In today's diet trends of intermittent fasting and meal timing, we hear that the time of day we eat can affect how our food is metabolized. We're told that it's better to "eat breakfast like a king, lunch like a prince, and dinner like a pauper," with the goal of using these calories more during our waking hours. According to a recent study in Cell Metabolism, the time we choose to eat our biggest meal has little effect on overall weight loss.

The study recruited 30 healthy participants who had a body mass index above 27. Each person participated in two four-week diets with a reset week in between. The morning-loaded diet consisted of 45% of the daily calories at breakfast, 35% at lunch, and 20% at dinner. The evening-loaded diet had 20% of total calories in the morning, with 35% at lunch, and 45% at dinner. Both diets consisted of relatively the same amount of daily calories and consistent protein, carbohydrate, and fat ratios. The researchers provided participants with all the food and drinks to stick to a consistent number of calories. They also measured how much energy the participants expended during the day.

Bigger breakfasts can make you feel less hungry

At the end of each four-week diet, the participants lost the same amount of weight and saw no difference in how much energy they spent throughout the day. "Calorie utilization does not vary with time of day, suggesting that metabolic adaptation does not provide the basis for the enhanced weight loss associated with morning calorie loading seen in other studies," the researchers concluded.

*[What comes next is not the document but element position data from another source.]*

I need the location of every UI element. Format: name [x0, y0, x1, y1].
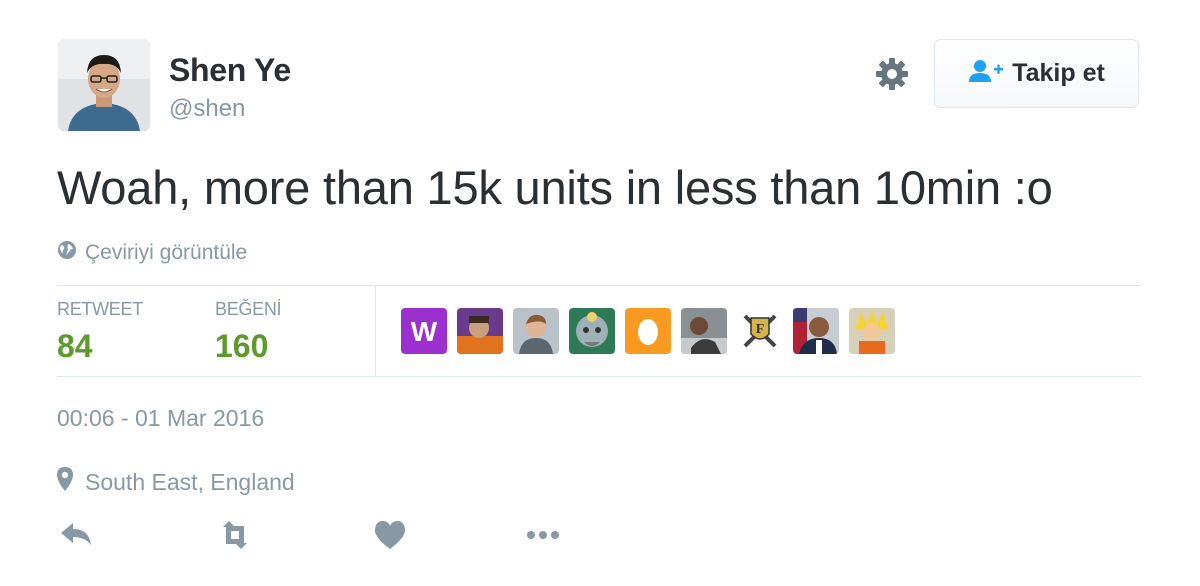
- tweet-location[interactable]: South East, England: [57, 467, 295, 497]
- retweet-icon[interactable]: [215, 515, 255, 555]
- translate-label: Çeviriyi görüntüle: [85, 241, 248, 264]
- liker-avatar[interactable]: F: [737, 308, 783, 354]
- tweet-stats: RETWEET 84 BEĞENİ 160 W F: [57, 285, 1141, 377]
- liker-avatar[interactable]: [457, 308, 503, 354]
- liker-avatar[interactable]: W: [401, 308, 447, 354]
- more-icon[interactable]: [523, 515, 563, 555]
- tweet-card: Shen Ye @shen Takip et Woah, more than 1…: [0, 0, 1200, 586]
- add-user-icon: [968, 59, 1004, 88]
- tweet-timestamp[interactable]: 00:06 - 01 Mar 2016: [57, 405, 264, 432]
- author-name[interactable]: Shen Ye: [169, 52, 291, 89]
- like-icon[interactable]: [370, 515, 410, 555]
- retweet-stat-label: RETWEET: [57, 299, 143, 319]
- reply-icon[interactable]: [57, 515, 97, 555]
- svg-text:F: F: [756, 322, 765, 337]
- like-count: 160: [215, 328, 269, 364]
- liker-avatar[interactable]: [849, 308, 895, 354]
- gear-icon[interactable]: [874, 56, 910, 92]
- stats-divider: [375, 286, 376, 376]
- map-pin-icon: [57, 467, 73, 497]
- liker-avatars: W F: [401, 308, 895, 354]
- globe-icon: [57, 240, 77, 266]
- translate-link[interactable]: Çeviriyi görüntüle: [57, 240, 247, 266]
- liker-avatar[interactable]: [793, 308, 839, 354]
- like-stat[interactable]: BEĞENİ 160: [215, 299, 282, 365]
- liker-avatar[interactable]: [625, 308, 671, 354]
- retweet-stat[interactable]: RETWEET 84: [57, 299, 143, 365]
- liker-avatar[interactable]: [681, 308, 727, 354]
- author-handle[interactable]: @shen: [169, 95, 245, 123]
- like-stat-label: BEĞENİ: [215, 299, 282, 319]
- follow-button-label: Takip et: [1012, 59, 1105, 87]
- retweet-count: 84: [57, 328, 93, 364]
- location-label: South East, England: [85, 468, 295, 495]
- author-avatar[interactable]: [58, 39, 150, 131]
- tweet-text: Woah, more than 15k units in less than 1…: [57, 161, 1053, 214]
- follow-button[interactable]: Takip et: [934, 39, 1139, 108]
- liker-avatar[interactable]: [569, 308, 615, 354]
- svg-text:W: W: [411, 316, 438, 347]
- liker-avatar[interactable]: [513, 308, 559, 354]
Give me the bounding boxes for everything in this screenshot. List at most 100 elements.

This doesn't mean that the "breakfast like a king" model is strictly a myth. When the participants ate most of their calories in the morning, they felt less hungry throughout the day and had a smaller appetite. The researchers suggested that dieters who ate bigger breakfasts were more likely to stick to their diets because they weren't as hungry the rest of the day.

The study acknowledged that the four-week diet plans were much shorter than other studies that found weight loss differences between morning and evening eaters. A 2013 study in Obesity found that those who ate a 700-calorie breakfast, 500-calorie lunch, and a 200-calorie dinner for 12 weeks had greater weight loss than the group who ate the smaller breakfast and larger dinner. A 2013 study in the International Journal of Obesity grouped people according to early or late eaters. Researchers found that those who ate most of their calories before 3 p.m. lost more weight over 20 weeks. This recent study had each participant partake in both eating methods.